I fidanzati Teresa Costanza e Trifone Ragone
Milano, 2 marzo 2019 - Ha provato a difendersi fino all’ultimo istante. Davanti alla Corte che poco dopo l’avrebbe giudicato per il secondo grado di giudizio, l’ex militare Giosuè Ruotolo, 29 anni, di Somma Vesuviana (Napoli), ha ribadito la sua innocenza dicendo di «non aver ucciso nessuno». Per lui la Corte d’Assise d’Appello di Trieste ha deciso dopo sette ore di camera di consiglio e ha confermato la sentenza: ergastolo. Anche per i giudici di secondo grado Ruotolo è l’autore del duplice omicidio della lodigiana Teresa Costanza e del commilitone pugliese Trifone Ragone, uccisi a colpi di pistola nel parcheggio del palazzetto dello sport di Pordenone la sera del 17 marzo 2015. Ruotolo, in piedi, ha ascoltato la decisione con gli occhi bassi, quasi impassibile. Alle sue spalle il papà e il fratello. Presenti in aula anche i familiari delle vittime, i genitori e i fratelli di Trifone, e la mamma, il papà e un fratello della lodigiana Teresa, che non hanno mai perso una delle udienze del processo d’appello che si è tenuto nella città friulana. La Corte d’Assise d’Appello di Trieste, presieduta dal giudice Igor Maria Rifiorati, ha accolto tutte le richieste del procuratore generale. «La giustizia ha fatto un altro importante passo in avanti – dice commosso Rosario Costanza, il padre di Teresa, subito dopo la lettura della sentenza di secondo grado – non abbiamo mai creduto all’innocenza di Ruotolo. Ora aspettiamo la Cassazione».
Per la procura, Ruotolo aveva ucciso in un clima di odio e sete di vendetta maturato nei confronti di Teresa e Trifone. Qualche mese prima del duplice omicidio, Giosuè aveva creato il falso profilo Facebook “Anonimo Anonimo”, attraverso il quale fingeva di essere una donna, amante di Trifone, che insidiava con ogni tipo di ingiuria Teresa Costanza per indurla a lasciare Ragone. Durante un chiarimento tra i due ex commilitoni, Trifone aveva picchiato Ruotolo e lo aveva minacciato di denuncia.
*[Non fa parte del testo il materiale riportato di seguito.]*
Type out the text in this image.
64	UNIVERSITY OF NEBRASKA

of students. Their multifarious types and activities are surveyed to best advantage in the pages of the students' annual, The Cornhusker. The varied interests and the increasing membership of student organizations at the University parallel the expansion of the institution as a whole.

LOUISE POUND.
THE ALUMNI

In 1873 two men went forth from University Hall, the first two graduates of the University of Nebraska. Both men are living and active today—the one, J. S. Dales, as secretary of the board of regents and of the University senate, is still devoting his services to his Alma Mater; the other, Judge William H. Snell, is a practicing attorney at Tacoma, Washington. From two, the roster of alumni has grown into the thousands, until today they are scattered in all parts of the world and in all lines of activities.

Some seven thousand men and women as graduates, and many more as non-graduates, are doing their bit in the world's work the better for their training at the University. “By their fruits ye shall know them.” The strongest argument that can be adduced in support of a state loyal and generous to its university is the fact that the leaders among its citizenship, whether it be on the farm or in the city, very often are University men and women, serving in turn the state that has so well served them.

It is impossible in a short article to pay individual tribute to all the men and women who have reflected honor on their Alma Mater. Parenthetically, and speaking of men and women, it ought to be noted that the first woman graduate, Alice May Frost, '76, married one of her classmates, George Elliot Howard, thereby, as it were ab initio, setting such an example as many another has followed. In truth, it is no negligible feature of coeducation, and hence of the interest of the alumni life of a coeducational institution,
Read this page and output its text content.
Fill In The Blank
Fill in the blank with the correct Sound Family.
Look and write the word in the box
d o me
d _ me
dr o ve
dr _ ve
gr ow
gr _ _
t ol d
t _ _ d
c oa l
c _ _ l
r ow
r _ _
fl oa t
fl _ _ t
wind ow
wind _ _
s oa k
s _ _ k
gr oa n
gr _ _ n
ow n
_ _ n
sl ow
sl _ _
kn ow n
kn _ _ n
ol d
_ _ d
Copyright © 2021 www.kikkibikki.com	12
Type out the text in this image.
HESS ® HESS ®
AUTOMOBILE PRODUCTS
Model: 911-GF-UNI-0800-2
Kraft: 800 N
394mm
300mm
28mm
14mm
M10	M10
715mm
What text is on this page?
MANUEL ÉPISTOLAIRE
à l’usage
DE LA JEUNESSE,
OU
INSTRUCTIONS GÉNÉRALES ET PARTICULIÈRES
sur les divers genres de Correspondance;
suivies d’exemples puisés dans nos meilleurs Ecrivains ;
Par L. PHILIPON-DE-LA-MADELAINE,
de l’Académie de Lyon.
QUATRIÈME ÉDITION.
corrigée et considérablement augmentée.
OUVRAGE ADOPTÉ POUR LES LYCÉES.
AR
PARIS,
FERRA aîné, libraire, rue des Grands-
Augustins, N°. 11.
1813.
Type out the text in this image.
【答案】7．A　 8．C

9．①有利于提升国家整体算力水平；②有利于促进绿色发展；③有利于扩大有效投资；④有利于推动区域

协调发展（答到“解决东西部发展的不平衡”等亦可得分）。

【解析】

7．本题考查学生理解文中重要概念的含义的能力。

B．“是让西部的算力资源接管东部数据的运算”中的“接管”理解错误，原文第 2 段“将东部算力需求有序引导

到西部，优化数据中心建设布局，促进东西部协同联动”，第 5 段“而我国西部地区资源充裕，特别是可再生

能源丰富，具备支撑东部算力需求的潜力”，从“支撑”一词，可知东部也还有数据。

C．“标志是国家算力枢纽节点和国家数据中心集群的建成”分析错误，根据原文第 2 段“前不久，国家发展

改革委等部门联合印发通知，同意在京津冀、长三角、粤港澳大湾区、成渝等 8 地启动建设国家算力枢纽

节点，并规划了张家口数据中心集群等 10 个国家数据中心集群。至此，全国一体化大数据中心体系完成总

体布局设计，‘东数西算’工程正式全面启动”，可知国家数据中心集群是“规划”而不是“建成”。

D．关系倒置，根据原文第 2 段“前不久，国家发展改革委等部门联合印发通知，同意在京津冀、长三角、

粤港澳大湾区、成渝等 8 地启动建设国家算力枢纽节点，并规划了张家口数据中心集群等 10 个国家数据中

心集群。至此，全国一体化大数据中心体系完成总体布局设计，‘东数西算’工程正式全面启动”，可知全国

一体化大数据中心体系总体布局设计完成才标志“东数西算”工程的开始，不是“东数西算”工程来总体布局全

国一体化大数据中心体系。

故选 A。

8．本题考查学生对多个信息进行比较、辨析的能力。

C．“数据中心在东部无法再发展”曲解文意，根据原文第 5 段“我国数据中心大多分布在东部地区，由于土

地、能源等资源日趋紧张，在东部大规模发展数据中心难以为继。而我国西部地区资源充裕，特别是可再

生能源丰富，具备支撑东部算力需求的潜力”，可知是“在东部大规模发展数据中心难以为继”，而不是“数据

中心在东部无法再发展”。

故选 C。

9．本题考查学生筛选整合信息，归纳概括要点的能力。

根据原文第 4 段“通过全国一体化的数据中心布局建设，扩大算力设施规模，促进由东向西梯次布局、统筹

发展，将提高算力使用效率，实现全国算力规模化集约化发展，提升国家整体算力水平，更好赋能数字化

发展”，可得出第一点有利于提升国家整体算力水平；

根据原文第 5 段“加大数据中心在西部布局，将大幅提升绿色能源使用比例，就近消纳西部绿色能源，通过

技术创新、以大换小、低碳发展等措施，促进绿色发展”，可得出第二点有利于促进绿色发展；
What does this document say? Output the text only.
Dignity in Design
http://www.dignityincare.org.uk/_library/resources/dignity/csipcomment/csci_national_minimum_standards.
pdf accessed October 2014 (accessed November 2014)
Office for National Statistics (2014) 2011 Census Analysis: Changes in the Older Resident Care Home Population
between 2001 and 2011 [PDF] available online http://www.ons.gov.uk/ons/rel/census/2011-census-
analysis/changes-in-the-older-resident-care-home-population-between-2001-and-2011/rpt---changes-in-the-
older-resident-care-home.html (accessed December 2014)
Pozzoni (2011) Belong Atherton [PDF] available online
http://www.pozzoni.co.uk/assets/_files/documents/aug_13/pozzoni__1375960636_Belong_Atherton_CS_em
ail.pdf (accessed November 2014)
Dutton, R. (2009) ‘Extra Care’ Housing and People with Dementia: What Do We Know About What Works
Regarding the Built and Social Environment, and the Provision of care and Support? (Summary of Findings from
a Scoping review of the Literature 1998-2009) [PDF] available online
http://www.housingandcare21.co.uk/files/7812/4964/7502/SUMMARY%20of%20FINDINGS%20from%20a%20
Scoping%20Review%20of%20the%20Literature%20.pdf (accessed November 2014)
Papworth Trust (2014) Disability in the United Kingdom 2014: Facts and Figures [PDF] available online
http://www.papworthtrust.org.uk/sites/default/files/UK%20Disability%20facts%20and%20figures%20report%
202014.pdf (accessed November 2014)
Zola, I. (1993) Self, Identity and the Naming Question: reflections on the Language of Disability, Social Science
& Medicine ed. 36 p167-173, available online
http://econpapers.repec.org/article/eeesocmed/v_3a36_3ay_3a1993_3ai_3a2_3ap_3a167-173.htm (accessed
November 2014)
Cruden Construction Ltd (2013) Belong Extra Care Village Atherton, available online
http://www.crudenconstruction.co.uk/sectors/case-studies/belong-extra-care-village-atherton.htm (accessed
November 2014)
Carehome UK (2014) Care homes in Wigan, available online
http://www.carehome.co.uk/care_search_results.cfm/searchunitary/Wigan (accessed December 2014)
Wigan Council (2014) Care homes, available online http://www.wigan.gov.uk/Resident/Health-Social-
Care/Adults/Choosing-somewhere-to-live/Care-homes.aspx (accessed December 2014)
Intimidazione che per l’accusa aveva preoccupato molto l’imputato. Giosuè Ruotolo in questi due anni si è sempre dichiarato innocente e lo ha fatto anche ieri poco prima della chiusura dell’istruttoria. Un appello disperato alla corte per chiedere la sua assoluzione. «I dati scientifici mi scagionano – ha detto Ruotolo – chiedo che venga accertata la verità e fatta giustizia a Teresa e Trifone».
Per l’accusa gli elementi che avevano condotto al 29enne militare campano, commilitone di Ragone (ne sorresse anche la bara il giorno del funerale) sono stati più elementi indiziari ma nessuna prova: ad esempio i tempi di passaggio della sua auto, un’Audi A3 grigia, sotto le telecamere collocate nelle vicinanze del palasport di Pordenone. Ma anche la rivalità, divenuta odio viscerale, nei confronti delle due vittime. Gli avvocati Roberto Rigoni Stern e Giuseppe Esposito hanno sempre sostenuto che Ruotolo non si trovava nel parcheggio quando sono stati esplosi i colpi di pistola, ma che era andato via prima del delitto. Nel corso del processo hanno parlato di processo «del tutto indiziario» e dove manca «la prova regina, l’elemento in grado di inchiodare Ruotolo».